The question for ETs should be to go on to consider whether it is reasonable for an employer to vary or make ‘reasonable adjustments’ to the terms of an attendance policy for staff off sick for disability related reasons. The COA found in this case that the ET was entitled to decide that the proposed adjustments were not reasonable as the decision making process would be too arbitrary and subjective and possibly encourage absence rather than attendance.
This COA decision on the reasonableness of amending an attendance policy in this case falls into line with established previous case law, where it has been held that employers should not need to increase sick pay for disabled staff on sickness absence where they were otherwise not entitled to an increased amount.
What does this mean for you or your business?
Where disabled Claimants are absent for extended periods of sick leave, even if this is with disability related absences (which are not the result of anything the employer has done or failed to do), they will generally find it difficult to pursue a claim for failure to make reasonable adjustments.
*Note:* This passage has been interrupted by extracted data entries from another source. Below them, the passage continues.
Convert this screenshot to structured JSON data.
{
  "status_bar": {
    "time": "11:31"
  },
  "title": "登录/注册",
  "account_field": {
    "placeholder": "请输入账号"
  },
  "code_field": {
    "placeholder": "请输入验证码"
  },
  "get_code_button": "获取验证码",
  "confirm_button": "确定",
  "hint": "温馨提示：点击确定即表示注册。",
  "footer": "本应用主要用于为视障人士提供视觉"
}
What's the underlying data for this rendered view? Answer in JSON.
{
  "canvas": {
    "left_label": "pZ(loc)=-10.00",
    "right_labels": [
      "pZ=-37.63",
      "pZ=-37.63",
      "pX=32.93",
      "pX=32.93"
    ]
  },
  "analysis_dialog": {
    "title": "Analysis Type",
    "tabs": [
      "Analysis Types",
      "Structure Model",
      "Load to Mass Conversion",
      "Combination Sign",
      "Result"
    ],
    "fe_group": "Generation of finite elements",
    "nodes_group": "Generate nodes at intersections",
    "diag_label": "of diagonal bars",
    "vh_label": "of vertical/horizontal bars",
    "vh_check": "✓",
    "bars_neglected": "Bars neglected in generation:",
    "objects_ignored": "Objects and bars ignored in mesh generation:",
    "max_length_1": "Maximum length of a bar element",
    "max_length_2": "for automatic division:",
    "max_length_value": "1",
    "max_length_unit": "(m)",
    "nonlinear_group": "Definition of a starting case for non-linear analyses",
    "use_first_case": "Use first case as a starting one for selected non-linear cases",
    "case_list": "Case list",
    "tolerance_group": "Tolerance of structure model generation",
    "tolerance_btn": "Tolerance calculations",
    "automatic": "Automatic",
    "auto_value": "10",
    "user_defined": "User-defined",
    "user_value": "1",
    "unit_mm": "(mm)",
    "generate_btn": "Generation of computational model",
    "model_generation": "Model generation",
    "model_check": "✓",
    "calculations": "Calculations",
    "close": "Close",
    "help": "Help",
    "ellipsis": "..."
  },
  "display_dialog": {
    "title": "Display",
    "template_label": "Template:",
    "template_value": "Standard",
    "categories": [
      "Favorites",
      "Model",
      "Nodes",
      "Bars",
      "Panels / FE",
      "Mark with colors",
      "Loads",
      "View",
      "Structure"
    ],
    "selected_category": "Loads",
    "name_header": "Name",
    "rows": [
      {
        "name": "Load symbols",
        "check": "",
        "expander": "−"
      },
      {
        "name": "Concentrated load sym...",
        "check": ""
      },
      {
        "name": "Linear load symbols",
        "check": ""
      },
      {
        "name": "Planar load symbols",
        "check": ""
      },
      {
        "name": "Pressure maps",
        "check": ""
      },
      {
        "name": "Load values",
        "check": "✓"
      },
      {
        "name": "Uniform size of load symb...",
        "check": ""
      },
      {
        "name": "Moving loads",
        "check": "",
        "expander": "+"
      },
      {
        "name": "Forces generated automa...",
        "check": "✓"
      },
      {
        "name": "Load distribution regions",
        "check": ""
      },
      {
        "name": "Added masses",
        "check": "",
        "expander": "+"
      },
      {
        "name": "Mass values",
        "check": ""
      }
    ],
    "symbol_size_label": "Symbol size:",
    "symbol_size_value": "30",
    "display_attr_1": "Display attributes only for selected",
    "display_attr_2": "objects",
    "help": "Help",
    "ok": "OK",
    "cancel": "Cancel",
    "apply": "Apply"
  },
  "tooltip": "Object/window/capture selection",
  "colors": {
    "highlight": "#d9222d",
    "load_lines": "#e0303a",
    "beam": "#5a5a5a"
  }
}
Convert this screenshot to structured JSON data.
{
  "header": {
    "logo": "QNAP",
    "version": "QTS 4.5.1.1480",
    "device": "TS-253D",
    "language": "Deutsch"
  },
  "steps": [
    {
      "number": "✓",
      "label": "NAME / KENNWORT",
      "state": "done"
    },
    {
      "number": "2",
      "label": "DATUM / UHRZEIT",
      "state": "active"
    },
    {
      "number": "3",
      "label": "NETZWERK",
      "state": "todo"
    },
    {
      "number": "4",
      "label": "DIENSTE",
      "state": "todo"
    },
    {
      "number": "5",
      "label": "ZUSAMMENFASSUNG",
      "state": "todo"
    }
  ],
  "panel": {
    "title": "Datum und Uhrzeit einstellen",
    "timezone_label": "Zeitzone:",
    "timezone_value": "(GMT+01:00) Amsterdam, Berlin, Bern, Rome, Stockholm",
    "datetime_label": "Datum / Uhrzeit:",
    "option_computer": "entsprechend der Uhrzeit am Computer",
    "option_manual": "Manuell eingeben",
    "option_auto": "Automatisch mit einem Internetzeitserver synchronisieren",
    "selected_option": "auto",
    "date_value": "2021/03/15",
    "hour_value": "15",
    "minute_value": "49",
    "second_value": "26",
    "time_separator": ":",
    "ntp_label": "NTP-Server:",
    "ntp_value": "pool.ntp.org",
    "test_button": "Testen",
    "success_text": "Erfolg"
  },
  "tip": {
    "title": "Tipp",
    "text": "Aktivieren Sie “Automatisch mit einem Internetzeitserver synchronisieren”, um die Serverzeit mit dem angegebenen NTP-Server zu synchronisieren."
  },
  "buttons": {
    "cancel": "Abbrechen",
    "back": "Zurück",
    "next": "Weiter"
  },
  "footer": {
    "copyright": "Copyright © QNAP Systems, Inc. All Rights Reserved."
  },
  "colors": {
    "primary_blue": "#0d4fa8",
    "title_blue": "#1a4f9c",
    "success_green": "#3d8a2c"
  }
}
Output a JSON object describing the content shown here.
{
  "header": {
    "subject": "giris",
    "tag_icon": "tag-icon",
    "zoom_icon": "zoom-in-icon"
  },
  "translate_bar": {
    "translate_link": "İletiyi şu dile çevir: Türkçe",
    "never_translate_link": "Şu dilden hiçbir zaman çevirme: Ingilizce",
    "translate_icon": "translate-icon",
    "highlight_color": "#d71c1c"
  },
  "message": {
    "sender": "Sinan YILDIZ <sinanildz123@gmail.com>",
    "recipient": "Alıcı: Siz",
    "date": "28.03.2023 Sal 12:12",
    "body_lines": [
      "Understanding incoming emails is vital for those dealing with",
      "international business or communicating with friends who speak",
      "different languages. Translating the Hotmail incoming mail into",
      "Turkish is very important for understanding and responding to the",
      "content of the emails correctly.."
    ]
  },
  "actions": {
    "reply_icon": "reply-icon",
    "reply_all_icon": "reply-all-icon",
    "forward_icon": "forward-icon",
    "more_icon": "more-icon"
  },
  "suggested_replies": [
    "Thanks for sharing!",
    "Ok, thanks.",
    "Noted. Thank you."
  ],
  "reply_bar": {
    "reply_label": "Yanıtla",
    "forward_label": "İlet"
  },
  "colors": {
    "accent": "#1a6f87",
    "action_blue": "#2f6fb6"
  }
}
Employees are likely to be advised in future to pursue S.15 ‘discrimination arising from disability’ claims instead or as an alternative to a reasonable adjustment claim as the hurdle to clear in ET is lower than a reasonable adjustments claim in these circumstances.
What do you need to be doing now?
If you have cases similar to this case, employers will still need to consider whether it is reasonable to make adjustments to attendance policies if staff request them. ETs will still want to see an employer’s objective decision making thought process should the matter go to Tribunal even if no such adjustments are subsequently made.
As employees are more likely to bring S.15 claims for discrimination arising from disability in absence management cases, employers need to make sure that they have clear evidence of an objective justification for any less favourable treatment of absent employees.
These notes have been prepared for the purpose of articles only. They should not be regarded as a substitute for taking legal advice.